Le minimum légal : le SMIC agricole
Le salaire d'un vendangeur ne peut pas descendre sous le SMIC agricole, aligné sur le SMIC général : 12,31 € brut de l'heure au 1er juin 2026, soit 1 867,02 € brut par mois pour 35 h hebdomadaires (source : MSA). Certains employeurs paient au-dessus, selon la convention applicable, le poste (porteur) et l'expérience — mais le SMIC agricole est le plancher, débutant ou pas.
Du brut au net : comptez, en ordre de grandeur, un net avant impôt d'environ 78 à 80 % du brut après cotisations salariales — le bulletin de paie fait foi.
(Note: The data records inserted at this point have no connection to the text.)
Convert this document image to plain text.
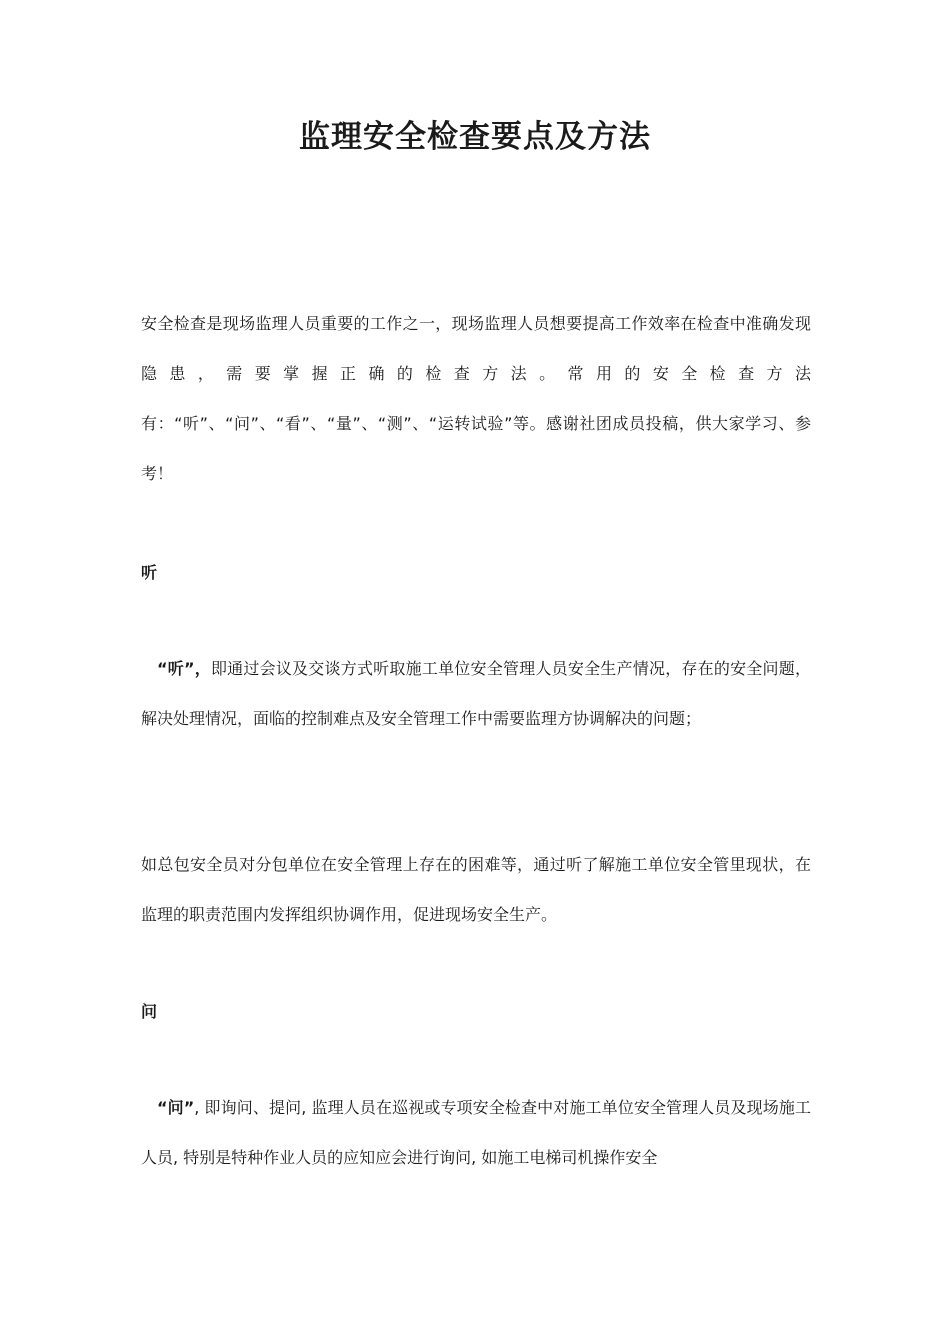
监理安全检查要点及方法

安全检查是现场监理人员重要的工作之一，现场监理人员想要提高工作效率在检查中准确发现隐患，需要掌握正确的检查方法。常用的安全检查方法有：“听”、“问”、“看”、“量”、“测”、“运转试验”等。感谢社团成员投稿，供大家学习、参考！

听

“听”，即通过会议及交谈方式听取施工单位安全管理人员安全生产情况，存在的安全问题，解决处理情况，面临的控制难点及安全管理工作中需要监理方协调解决的问题；

如总包安全员对分包单位在安全管理上存在的困难等，通过听了解施工单位安全管里现状，在监理的职责范围内发挥组织协调作用，促进现场安全生产。

问

“问”, 即询问、提问, 监理人员在巡视或专项安全检查中对施工单位安全管理人员及现场施工人员, 特别是特种作业人员的应知应会进行询问, 如施工电梯司机操作安全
Heures supplémentaires : là où la vendange paie
En pleine récolte, les journées sont longues et les semaines dépassent souvent 35 h. Les heures supplémentaires sont majorées de 25 % de la 36e à la 43e heure, puis de 50 % au-delà. C'est ce qui fait la vraie différence entre une campagne « au SMIC » et une campagne bien remplie : à heures longues, la paie grimpe vite et légalement.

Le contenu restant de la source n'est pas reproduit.